Well, movie people write about stuff they can relate to. These characters are Godless, artistic, environmentally concerned, and unconventional. The viewer in Central Nebraska may not relate to them, but some of the themes are supposed to transcend setting.

Of course Venice never looked so good. The family lives on a quiet street and roams the area in peaceful bliss. In reality, that place is filled with homeless, druggies, gangs, and barflies. But the way it was presented was quite pleasing.

I like Chris Messina. He comes across as a thoughtful guy in his indie appearances, and also in this one as director and costar. The lead lady is beautiful when she has make up on, so guys will appreciate that. She can act too. Check out Final Destination 3. Don Johnson is excellent, and Chris Messina brings a gravitas to the screen.

The kid actor was perfect as well. He didn't have gratuitous cutesy scenes or dialog. You felt his sincere confusion over the drama in the household. The wild sister could have overplayed her role, but she didn't. She hit the mark.

As others have said, there could have been some more profound dialog about the meaning of life, but I thought the lead's closing argument in the court room scene was well-written. I also like the way they worked a Checkhov play into the story. It was supposed to parallel Don Johnson's character's predicament of growing old and being left behind.

Black folks will appreciate a wonderfully understated performance by Derek Luke.

Yes, I would have preferred more background on everyone. Where is Don Johnson's wife?

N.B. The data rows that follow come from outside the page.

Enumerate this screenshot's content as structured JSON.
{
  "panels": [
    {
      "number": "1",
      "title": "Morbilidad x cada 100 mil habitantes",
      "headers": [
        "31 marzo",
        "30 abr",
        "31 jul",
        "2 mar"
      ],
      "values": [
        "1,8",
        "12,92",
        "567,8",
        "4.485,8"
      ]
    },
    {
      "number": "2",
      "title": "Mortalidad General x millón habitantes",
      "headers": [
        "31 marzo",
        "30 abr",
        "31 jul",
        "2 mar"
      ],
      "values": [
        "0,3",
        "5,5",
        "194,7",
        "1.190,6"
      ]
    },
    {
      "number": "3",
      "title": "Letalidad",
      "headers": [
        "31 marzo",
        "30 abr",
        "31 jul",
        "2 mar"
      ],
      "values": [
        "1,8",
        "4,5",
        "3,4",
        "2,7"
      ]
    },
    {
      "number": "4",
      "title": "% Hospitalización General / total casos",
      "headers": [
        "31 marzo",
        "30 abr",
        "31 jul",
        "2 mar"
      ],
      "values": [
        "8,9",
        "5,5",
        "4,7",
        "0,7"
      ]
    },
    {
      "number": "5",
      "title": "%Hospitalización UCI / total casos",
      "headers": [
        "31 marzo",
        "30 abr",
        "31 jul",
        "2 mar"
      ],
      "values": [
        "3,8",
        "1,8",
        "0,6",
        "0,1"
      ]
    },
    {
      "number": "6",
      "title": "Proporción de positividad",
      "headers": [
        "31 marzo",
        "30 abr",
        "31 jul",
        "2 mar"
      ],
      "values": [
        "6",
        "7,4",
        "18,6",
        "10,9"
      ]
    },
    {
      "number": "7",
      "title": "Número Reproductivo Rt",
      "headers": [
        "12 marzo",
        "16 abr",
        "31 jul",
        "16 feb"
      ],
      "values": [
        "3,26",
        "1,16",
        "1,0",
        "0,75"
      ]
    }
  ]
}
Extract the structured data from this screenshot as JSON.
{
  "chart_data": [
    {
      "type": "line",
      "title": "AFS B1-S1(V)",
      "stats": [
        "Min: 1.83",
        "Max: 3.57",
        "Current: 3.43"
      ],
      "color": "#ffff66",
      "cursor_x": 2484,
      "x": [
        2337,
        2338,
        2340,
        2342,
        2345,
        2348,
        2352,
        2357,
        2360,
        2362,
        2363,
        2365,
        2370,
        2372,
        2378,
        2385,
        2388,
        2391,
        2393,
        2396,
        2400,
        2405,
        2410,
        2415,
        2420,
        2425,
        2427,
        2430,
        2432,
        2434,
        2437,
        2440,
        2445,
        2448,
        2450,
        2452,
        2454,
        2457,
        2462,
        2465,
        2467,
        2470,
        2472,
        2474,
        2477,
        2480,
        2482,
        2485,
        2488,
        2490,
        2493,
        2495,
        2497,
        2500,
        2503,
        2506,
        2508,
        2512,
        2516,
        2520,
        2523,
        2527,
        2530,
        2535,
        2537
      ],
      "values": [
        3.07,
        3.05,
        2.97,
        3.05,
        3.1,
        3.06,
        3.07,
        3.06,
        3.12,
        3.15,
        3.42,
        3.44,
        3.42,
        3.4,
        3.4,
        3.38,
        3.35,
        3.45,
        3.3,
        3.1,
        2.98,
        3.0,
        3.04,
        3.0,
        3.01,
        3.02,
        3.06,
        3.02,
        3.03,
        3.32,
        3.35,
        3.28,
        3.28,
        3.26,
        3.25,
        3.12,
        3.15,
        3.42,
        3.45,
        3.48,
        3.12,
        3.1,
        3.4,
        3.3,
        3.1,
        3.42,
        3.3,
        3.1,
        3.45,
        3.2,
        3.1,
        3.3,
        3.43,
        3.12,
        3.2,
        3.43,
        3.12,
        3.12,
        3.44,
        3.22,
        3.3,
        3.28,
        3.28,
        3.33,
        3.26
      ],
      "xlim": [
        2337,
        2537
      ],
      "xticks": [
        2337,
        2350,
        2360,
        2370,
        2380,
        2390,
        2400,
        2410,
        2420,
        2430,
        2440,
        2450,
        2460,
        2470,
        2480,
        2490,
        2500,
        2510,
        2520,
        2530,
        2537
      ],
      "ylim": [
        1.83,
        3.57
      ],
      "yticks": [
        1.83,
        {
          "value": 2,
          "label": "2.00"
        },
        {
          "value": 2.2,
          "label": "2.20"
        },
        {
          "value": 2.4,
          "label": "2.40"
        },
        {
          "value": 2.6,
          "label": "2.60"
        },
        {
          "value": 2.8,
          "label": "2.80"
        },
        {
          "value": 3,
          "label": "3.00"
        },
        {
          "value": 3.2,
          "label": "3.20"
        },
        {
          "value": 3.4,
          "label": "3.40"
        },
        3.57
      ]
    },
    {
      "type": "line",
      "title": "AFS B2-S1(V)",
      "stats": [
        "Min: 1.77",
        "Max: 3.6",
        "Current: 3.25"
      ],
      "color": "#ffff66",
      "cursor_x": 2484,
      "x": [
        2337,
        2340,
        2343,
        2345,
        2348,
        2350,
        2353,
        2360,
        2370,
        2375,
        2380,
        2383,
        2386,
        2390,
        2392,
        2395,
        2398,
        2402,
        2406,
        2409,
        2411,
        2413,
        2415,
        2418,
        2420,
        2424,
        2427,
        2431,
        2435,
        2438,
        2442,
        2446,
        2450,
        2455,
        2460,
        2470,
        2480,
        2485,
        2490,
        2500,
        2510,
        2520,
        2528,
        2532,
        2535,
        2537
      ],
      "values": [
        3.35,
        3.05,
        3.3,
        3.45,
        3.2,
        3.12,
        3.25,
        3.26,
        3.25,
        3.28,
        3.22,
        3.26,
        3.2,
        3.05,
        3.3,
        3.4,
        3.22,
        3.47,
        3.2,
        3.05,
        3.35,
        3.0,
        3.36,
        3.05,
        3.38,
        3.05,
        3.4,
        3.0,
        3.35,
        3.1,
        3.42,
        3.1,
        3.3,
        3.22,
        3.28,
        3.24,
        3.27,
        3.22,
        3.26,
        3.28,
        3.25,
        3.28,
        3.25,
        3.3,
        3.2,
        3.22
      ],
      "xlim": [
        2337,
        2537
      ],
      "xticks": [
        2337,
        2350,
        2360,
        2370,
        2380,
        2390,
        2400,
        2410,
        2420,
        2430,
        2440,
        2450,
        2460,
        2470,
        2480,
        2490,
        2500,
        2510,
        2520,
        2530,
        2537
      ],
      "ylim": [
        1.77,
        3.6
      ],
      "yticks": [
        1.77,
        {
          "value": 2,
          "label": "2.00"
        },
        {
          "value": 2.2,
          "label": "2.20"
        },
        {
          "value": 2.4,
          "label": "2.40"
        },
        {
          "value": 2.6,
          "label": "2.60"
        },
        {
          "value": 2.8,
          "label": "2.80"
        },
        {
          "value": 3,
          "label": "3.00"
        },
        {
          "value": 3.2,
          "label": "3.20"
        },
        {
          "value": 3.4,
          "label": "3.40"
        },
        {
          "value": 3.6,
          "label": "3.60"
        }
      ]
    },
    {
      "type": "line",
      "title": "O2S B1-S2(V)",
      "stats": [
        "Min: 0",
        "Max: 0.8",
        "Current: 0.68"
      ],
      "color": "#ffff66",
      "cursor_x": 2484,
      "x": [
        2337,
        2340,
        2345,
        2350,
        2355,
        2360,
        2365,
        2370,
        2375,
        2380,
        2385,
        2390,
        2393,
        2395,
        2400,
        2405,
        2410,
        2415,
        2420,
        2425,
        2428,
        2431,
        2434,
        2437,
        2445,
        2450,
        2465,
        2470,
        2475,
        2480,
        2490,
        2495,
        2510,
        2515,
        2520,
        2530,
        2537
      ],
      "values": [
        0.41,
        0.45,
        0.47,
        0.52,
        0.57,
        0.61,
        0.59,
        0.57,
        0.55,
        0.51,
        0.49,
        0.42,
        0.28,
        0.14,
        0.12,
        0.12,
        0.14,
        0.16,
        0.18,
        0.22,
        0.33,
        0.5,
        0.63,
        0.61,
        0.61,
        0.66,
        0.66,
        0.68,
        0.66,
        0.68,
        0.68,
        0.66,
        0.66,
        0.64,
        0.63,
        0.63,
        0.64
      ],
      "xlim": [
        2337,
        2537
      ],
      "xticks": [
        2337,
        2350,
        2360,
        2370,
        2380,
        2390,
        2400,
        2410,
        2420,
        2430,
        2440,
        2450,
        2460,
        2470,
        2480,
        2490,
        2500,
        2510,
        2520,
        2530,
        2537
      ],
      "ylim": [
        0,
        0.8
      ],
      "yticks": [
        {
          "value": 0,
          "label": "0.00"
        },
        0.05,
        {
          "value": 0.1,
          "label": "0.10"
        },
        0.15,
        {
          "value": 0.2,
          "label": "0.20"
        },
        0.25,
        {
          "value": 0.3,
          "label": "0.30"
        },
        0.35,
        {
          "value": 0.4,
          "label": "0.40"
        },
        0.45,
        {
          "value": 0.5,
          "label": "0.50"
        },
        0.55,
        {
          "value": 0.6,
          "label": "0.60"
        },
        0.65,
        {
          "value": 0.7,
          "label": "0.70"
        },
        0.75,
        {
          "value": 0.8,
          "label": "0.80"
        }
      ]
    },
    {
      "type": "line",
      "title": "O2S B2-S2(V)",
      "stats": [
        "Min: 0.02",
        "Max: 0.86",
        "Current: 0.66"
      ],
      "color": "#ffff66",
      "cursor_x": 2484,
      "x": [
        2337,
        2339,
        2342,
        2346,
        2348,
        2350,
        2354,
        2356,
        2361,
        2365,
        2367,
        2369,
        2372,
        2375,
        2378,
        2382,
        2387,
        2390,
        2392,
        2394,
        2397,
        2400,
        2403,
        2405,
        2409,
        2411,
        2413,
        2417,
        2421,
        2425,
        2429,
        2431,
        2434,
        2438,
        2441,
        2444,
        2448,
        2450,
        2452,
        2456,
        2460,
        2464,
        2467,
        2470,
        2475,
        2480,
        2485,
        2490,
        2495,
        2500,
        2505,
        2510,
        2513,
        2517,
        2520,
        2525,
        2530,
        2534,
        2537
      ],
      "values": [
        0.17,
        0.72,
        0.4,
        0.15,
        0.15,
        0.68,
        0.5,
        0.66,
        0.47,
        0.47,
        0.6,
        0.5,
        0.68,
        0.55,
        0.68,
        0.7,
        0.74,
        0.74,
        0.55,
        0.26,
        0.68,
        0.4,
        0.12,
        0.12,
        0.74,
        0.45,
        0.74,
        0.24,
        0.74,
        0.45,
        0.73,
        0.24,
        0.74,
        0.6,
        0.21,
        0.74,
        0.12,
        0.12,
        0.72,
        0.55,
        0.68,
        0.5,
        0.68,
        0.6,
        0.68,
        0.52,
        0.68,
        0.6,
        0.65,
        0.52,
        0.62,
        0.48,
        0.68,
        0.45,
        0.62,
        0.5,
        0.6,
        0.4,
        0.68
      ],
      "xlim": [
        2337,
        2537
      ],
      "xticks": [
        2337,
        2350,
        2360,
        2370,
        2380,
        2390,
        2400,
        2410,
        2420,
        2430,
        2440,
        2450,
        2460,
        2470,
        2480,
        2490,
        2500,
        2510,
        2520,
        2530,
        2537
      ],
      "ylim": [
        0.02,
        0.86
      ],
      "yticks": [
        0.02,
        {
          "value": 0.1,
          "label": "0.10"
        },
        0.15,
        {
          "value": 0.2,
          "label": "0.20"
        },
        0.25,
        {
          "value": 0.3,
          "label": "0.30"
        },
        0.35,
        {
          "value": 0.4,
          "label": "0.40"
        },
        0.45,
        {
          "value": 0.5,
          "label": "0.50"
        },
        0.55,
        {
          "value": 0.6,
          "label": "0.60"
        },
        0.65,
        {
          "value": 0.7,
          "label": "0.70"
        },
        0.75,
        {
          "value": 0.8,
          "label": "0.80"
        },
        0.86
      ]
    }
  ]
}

Does the painter husband make a living? How did the lead get so involved with the environment? Give us a tad more about the sister. There was some attempt to explain her, but not enough.

How did Derek Luke's character make his initial money? There is also a small role played by Jennifer Jason Leigh. She looks great for her age. Almost the same as she did 30 years ago, although slightly heavier.

I'm glad they did not bombard us with an obnoxious soundtrack. Most of the background music is just a dramatic one-note hum to increase the feeling of intensity.

All in all, not a bad picture if you simply accept the fact that it's about people who some of us may not relate to. The performances are sensitive, gentle, and understated. The atmosphere is appealing, and the attempt to make some sense out of the chaos of changing lives was adequate if not memorable.